Выбрать главу

В консерватории вместе со мной учился Мануэль Агилар, сын видного мексиканского дипломата, работавшего в США. Он всегда говорил, что я зря трачу время на музыкальную комедию. В 1959 году он устроил мне прослушивание в Национальной опере. Я выбрал тогда две арии из баритонального репертуара: Пролог из «Паяцев» и арию из «Андре Шенье». Члены слушавшей меня комиссии сказали, что мой голос им нравится, но, по их мнению, я тенор, а не баритон; меня спросили, не могу ли я спеть теноровую арию. Я вообще не знал этого репертуара, но слышал некоторые арии и предложил им спеть что-нибудь с листа. Мне принесли ноты арии Лориса «Любви нет запрета» из «Федоры» Джордано, и, несмотря на фальшиво спетое верхнее ля, мне предложили заключить контракт. Члены комиссии уверились в том, что я действительно тенор.

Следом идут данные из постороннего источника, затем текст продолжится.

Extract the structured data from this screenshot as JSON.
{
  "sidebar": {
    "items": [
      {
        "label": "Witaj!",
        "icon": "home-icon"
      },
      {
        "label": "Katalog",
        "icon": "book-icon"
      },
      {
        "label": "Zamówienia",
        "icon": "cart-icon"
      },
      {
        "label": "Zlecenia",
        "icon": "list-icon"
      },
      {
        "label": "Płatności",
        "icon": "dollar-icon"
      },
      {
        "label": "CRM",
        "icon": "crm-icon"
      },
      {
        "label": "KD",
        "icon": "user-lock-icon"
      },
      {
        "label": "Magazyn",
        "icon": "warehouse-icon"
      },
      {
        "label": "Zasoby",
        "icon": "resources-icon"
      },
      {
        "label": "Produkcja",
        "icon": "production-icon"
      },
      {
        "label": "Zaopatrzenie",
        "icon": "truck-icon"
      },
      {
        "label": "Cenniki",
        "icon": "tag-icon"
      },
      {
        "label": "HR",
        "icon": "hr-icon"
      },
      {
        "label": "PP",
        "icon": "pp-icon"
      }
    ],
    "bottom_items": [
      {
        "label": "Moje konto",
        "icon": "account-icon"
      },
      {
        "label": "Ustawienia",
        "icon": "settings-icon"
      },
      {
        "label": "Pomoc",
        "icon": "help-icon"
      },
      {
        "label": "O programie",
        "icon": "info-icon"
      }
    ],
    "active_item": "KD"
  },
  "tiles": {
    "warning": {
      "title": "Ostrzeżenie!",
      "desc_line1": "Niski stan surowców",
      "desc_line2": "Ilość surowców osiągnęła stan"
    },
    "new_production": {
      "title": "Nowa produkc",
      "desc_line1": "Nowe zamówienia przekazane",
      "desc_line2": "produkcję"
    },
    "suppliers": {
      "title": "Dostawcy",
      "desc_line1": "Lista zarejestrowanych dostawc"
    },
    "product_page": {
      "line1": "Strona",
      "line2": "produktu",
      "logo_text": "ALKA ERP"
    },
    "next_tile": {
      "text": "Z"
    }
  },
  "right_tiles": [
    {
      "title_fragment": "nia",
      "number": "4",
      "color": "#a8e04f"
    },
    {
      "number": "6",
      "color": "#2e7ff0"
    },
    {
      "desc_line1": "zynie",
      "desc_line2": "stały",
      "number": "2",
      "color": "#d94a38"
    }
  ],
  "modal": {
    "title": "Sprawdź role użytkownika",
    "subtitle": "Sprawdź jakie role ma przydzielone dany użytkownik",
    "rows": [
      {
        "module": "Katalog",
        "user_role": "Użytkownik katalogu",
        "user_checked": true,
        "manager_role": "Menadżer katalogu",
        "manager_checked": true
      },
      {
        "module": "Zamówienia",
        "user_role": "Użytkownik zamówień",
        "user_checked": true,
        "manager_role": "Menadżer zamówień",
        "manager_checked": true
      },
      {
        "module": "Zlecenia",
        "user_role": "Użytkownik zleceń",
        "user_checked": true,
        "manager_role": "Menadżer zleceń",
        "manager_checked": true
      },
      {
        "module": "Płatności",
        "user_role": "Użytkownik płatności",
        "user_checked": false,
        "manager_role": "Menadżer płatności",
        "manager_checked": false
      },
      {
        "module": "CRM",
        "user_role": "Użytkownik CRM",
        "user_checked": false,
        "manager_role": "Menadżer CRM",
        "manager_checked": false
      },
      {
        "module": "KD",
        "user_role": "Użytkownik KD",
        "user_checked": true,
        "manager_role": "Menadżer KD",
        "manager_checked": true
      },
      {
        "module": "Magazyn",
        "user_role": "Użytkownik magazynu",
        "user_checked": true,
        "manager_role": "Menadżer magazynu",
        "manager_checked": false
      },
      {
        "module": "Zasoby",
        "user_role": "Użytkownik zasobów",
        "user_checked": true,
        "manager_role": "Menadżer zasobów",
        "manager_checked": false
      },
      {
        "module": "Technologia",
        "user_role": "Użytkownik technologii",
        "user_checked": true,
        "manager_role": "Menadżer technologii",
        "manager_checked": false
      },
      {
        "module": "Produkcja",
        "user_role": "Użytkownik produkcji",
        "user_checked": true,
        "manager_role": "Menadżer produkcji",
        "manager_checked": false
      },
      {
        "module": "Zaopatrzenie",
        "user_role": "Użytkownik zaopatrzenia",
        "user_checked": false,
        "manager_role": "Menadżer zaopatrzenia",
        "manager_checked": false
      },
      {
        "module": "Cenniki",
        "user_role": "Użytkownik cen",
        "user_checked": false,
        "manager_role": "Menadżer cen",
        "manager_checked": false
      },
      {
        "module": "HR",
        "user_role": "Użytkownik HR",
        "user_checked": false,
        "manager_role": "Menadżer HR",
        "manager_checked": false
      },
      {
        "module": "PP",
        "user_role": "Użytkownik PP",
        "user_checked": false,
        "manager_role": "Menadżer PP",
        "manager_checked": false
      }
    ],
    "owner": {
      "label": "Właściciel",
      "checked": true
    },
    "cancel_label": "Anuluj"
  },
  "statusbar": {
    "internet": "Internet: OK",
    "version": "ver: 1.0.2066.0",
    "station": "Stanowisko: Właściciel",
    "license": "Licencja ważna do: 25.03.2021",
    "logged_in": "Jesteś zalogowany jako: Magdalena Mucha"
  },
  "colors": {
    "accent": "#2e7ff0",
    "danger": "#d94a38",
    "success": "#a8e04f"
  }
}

Я был поражен и взволнован, тем более что контракт давал приличную сумму денег, а мне исполнилось всего восемнадцать лет. В Национальной опере существовали два вида сезонов: национальные, в которых выступали местные артисты, и интернациональные — для них приглашали петь ведущие партии известных вокалистов со всего мира, а певцы театра использовались в этих спектаклях на вторых ролях. Меня, собственно, и пригласили главным образом для исполнения именно таких партий во время интернациональных сезонов. В мои функции входило также разучивание партий с другими певцами. Мне довелось быть концертмейстером во время работы над многими операми. Среди них оказались «Фауст» и глюковский «Орфей», при подготовке которых я сопровождал репетиции хореографа Анны Соколовой.

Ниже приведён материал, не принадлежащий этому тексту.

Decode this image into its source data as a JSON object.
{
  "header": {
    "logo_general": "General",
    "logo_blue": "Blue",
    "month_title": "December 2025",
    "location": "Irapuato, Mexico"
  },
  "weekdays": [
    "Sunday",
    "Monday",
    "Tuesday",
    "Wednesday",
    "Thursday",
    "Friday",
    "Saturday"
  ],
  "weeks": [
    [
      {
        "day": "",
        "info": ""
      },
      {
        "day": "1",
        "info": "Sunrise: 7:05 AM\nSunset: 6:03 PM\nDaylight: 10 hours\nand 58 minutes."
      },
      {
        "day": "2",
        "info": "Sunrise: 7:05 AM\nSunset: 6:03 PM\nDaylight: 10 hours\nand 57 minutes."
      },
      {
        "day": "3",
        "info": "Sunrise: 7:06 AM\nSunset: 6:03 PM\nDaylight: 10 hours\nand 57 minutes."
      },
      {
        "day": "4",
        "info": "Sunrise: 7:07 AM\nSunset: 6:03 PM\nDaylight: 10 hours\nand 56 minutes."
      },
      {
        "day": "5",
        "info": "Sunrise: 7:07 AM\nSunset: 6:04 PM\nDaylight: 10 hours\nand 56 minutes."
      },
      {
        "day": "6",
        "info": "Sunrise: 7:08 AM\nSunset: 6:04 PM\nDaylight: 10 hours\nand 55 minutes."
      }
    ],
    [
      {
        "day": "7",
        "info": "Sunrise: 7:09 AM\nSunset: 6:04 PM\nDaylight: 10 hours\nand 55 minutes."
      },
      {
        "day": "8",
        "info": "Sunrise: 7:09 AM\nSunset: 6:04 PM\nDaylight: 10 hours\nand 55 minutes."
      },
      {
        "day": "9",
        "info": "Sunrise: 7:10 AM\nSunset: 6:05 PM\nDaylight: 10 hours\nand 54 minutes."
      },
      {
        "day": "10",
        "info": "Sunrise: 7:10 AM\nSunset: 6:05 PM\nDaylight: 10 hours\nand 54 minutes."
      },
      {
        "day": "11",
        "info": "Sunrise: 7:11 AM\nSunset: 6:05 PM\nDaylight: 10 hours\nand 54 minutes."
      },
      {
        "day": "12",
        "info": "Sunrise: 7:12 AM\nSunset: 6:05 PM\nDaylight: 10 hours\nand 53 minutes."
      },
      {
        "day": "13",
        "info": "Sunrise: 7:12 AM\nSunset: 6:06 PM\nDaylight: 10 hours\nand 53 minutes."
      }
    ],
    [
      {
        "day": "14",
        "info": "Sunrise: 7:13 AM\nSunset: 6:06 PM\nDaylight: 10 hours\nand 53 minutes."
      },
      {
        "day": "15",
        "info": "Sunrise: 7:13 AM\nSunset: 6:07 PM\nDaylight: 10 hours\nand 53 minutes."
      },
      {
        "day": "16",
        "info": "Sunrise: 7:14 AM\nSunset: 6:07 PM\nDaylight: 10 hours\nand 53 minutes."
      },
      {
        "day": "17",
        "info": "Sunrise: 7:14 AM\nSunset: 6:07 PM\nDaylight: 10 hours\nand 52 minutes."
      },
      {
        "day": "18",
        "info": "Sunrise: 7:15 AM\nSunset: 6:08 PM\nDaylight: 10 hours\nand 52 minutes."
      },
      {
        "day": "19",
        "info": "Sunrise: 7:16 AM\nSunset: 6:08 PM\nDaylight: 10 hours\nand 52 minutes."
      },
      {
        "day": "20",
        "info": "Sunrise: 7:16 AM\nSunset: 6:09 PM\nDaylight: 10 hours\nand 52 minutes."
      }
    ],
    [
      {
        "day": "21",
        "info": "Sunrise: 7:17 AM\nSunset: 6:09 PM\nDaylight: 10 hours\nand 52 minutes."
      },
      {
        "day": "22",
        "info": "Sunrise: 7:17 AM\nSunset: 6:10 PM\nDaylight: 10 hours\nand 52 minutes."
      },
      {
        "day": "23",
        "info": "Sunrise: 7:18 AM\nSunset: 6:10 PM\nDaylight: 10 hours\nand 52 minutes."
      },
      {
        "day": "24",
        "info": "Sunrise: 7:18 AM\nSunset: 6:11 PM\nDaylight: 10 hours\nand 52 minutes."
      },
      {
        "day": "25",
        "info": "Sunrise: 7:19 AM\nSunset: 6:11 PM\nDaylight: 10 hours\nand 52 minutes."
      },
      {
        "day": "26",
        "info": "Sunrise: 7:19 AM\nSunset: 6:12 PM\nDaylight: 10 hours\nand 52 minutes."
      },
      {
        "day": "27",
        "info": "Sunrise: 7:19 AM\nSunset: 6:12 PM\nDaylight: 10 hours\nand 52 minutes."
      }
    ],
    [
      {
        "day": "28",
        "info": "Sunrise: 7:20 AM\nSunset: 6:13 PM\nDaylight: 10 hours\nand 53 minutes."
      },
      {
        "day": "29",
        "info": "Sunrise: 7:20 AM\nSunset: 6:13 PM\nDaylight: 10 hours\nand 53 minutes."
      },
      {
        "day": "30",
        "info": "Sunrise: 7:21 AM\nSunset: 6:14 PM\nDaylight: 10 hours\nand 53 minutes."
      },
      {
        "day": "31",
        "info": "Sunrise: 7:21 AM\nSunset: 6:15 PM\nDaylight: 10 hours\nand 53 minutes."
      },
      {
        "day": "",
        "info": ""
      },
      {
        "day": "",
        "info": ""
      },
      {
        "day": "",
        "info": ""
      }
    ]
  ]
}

Моей первой оперной ролью стал Борса в «Риголетто». В этой постановке в заглавной партии выступал Корнелл Макнейл, Флавиано Лабо пел Герцога, а Эрнестина Гарфиас Джильду. Это был волнующий день. Мои родители, как владельцы собственного театрального дела, снабдили меня великолепным нарядом. Лабо удивлялся, как это начинающему тенору удалось раздобыть такой красивый костюм. Несколько месяцев спустя я выступил в более значительной партии — пел капеллана в мексиканской премьере оперы Пуленка «Диалоги кармелиток».

В сезоне 1960/61 года я впервые получил возможность выступать рядом с выдающимися певцами Джузеппе Ди Стефано и Мануэлем Аусенси. В числе моих ролей были Ремендадо в «Кармен», Сполетта в «Тоске», Щеголь и Аббат в «Андре Шенье», Горо в «Мадам Баттерфляй», Гастон в «Травиате» и Император в «Турандот». Император почти не поет, но наряд у него роскошный. Марта, с которой я как раз в то время познакомился ближе, даже теперь не упускает случая напомнить о том, как я гордился великолепным одеянием, хотя сама роль была пустяковая. Когда мне предложили сыграть Императора, я совсем не знал «Турандот». Никогда не забуду своего первого появления в репетиционном зале, где в тот момент хор и оркестр разучивали номер «О луна, что ты медлишь?». Возможно, если бы я стал свидетелем их работы сегодня, то отметил бы, что оркестр играет плоско, да и хор поет не так уж хорошо, но в те минуты музыка совершенно захватила меня. Это было одно из самых ярких впечатлений в моей жизни — такой прекрасной вещи мне еще не доводилось слышать.

Играя Сполетту, Щеголя и Гастона, я имел счастье петь рядом с Ди Стефано. Среди теноров, которых я слышал «живьем», он произвел на меня наибольшее впечатление. Его прекрасный теплый и страстный голос, блестящая фразировка и, сверх того, мастерское донесение каждого слова чрезвычайно вдохновляли меня. Пример Ди Стефано заставил меня поверить в то, что чудеса пения, которые демонстрируют нам грамзаписи, сделанные Карузо, Джильи, Флета, Бьёрлингом и другими «гигантами» прошлого, достижимы и ныне. Марта и многие другие молодые артисты были просто без ума от Ди Стефано. В третьем акте «Тоски» они стояли в кулисах и пожирали его глазами, слушая арию «В небе звезды горели». Как-то раз я именно в этот момент подошел к Марте сзади и обнял ее. Она пришла в страшную ярость и сказала, что я слишком много о себе воображаю!